There is a lot of sex in Thirlwell’s novel, but it is constantly interrupted by less pressing matters, so that despite being adventurous by most conventional standards, it doesn’t feel in the slightest bit erotic or sexy. I should have hated the novel and its opinionated, self-satisfied, prurient, disingenuous, tedious pain-in-the-arse narrator. But the weird thing is I loved it. And I loved it, I think, for the same reason I loved the story of the architect of the Church of Our Saviour in Copenhagen. It defied me to enjoy it against my better judgment.

For some reason the absurd tale of the architect’s non-suicide prompted another, quite different, urban myth, to float to the surface of my mind as I was boarding the plane home from Copenhagen later that day. This one is about a passenger on a jumbo jet who calls over the stewardess just as the flight is about to take off. The woman is very agitated and demands to be moved to a different seat, even though the entire economy class section is full. “You can’t possibly expect me to sit next to this man here,” she fumes. When the stewardess asks why, the passenger replies: “Because he’s black! How can I spend the next seven hours sitting next to a black man?” Nobody says a word, not even the shocked and stunned man she is demeaning, so she continues with her racist tirade, oblivious to how uncomfortable all the other passengers are becoming and what an egregious persona she is displaying to all the world. When she is finished the stewardess smiles and says: “Just a minute, madam, I’ll see what I can do.” And a few minutes later she comes back and says: “Madam, I’ve spoken with the captain, and he’s decided that the only way to deal with this situation is by way of an upgrade.” “Good,” says the woman, an appalling smile smeared across her face. “So if you would like to step this way, sir,” the stewardess continues,” there is a seat waiting for you in First Class. And the captain has asked that you receive a complimentary glass of champagne in recognition of this inconvenience.” And she gestures to the black man, who gets up, strides towards the front of the plane without so much as a backward glance to his racist neighbour who is still standing, fuming and open-mouthed, in the centre of the aisle, surrounded by silently smirking travellers, all of whom can’t wait to get home and spread this story around their circles of friends.

This story, like that of the church tower and the architect, is almost certainly bollocks too, though it’s not so easily disproved. I’d argue that that doesn’t matter: the point is that it’s a highly appealing story even so. What’s interesting is that we relate to it in a different way than to the story of the architect. Both stories are about knowledge and judgment. The architect is supposed to have killed himself because despite his skill and expertise in his professional field he commits a basic, catastrophic error that brings about his ruin.

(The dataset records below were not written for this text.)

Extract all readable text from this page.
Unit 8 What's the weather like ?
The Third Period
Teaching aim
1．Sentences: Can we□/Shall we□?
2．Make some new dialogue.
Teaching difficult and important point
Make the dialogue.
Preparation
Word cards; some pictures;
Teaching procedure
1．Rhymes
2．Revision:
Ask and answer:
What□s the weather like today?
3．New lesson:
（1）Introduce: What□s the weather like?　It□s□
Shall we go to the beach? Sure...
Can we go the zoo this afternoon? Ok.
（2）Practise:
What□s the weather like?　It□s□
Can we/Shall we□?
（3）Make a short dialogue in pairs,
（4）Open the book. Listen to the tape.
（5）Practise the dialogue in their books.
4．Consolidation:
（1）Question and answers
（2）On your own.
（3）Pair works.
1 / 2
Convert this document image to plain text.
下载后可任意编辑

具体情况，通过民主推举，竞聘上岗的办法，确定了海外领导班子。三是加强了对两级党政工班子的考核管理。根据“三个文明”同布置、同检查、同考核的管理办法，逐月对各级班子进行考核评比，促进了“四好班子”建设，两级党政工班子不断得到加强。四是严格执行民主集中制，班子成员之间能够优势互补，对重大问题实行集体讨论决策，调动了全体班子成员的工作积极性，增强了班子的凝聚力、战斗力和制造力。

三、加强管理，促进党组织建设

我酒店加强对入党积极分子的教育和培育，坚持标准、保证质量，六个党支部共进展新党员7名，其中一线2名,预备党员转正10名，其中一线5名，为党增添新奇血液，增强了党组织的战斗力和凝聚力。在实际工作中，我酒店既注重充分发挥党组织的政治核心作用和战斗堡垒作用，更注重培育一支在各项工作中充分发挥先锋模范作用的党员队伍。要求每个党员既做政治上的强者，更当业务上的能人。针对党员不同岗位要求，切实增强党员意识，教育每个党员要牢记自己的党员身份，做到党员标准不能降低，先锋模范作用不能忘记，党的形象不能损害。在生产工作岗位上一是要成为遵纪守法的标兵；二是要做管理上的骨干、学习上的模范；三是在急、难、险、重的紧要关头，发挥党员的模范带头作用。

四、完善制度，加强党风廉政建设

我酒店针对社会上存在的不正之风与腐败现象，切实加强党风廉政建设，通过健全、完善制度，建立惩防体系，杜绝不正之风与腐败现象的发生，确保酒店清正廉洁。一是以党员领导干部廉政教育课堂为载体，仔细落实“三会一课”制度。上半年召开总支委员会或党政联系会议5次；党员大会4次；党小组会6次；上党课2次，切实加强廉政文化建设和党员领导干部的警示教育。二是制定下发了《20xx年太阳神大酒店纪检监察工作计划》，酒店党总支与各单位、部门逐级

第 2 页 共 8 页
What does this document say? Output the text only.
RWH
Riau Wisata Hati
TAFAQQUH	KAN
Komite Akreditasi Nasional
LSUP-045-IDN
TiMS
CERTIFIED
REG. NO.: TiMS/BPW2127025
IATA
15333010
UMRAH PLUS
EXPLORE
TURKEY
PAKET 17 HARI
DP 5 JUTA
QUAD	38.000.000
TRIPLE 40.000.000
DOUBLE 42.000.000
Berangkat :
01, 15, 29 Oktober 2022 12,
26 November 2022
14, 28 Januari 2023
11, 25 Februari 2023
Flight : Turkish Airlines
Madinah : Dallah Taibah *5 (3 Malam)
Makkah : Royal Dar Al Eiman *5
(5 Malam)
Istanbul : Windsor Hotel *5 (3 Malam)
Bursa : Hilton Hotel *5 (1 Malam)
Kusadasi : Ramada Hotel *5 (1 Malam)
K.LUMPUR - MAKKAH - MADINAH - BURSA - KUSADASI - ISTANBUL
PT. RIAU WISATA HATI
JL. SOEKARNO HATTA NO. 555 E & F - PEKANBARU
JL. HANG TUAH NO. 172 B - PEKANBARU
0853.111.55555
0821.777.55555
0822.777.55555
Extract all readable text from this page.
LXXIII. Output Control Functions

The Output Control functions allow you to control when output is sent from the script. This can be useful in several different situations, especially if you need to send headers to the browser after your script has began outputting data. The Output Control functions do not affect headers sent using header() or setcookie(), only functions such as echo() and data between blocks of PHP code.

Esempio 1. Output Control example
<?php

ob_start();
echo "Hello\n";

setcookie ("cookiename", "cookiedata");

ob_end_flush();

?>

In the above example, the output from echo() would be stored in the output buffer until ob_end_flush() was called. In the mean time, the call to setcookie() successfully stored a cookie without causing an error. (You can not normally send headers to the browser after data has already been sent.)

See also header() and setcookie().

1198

We enjoy the story because despite his elevated position, we can feel superior to him. Only someone ensconced in the ivory towers of academia could have overlooked such a fundamental piece of popular superstition. In the story of the racist passenger, the person using his skill and judgment is the captain of the plane (or possibly the stewardess, if you believe she acted on her own initiative and merely invoked the captain’s authority as a cunning device).[1] The captain acts like a benevolent dictator, summoning his worldly wisdom to identify the true victim in the scenario – the blameless black man – and punish the woman for her imagined grievance so that she loses all credibility in the eyes of her fellow passengers (none of whom, you’ll have noticed, actually bothered to leap to the man’s defence initially). All of us, I think, fancy we would have been as courageous and intellectually nimble as the captain in this wholly fictional story. He appeals to the good side of ourselves. Whereas the architect appeals to the mean side of ourselves: we envy his status and proficiency, and his unreal but literal downfall prompts a pang of Schadenfreude.

But that’s not the point either. The point is that both stories remain hugely appealing even when we either strongly suspect, or know for sure, that they are untrue. We think of ourselves as reasoning beings, but much of our enjoyment – indeed, much of our emotional lives – involves suspending reason. It’s what makes it so hard for us to agree on anything, even when the evidence points strongly in one direction. And that may solve the puzzle of why Adam Thirlwell’s novel Politics is so enjoyable – or at least, why it was for me. It’s a novel that contains a lot of unsexy sex and some rather fleeting political ruminations. Neither the sex nor the politics is satisfying on its own. And it’s all told by a pedantic, wearisome authorial narrator who seems to have been created for the specific purpose of spoiling both aspects. But the juxtaposition of the sex and the politics is done artfully and with wit, so that I, the reader, was led on a leash, scowling all the way like the architect on his imaginary journey up the anticlockwise staircase, or the racist passenger as she watched her nemesis retreat towards the First Class section of the cabin, towards its denoument. It was one of the most disquieting, original and pleasurable reading experiences I’ve had in ages.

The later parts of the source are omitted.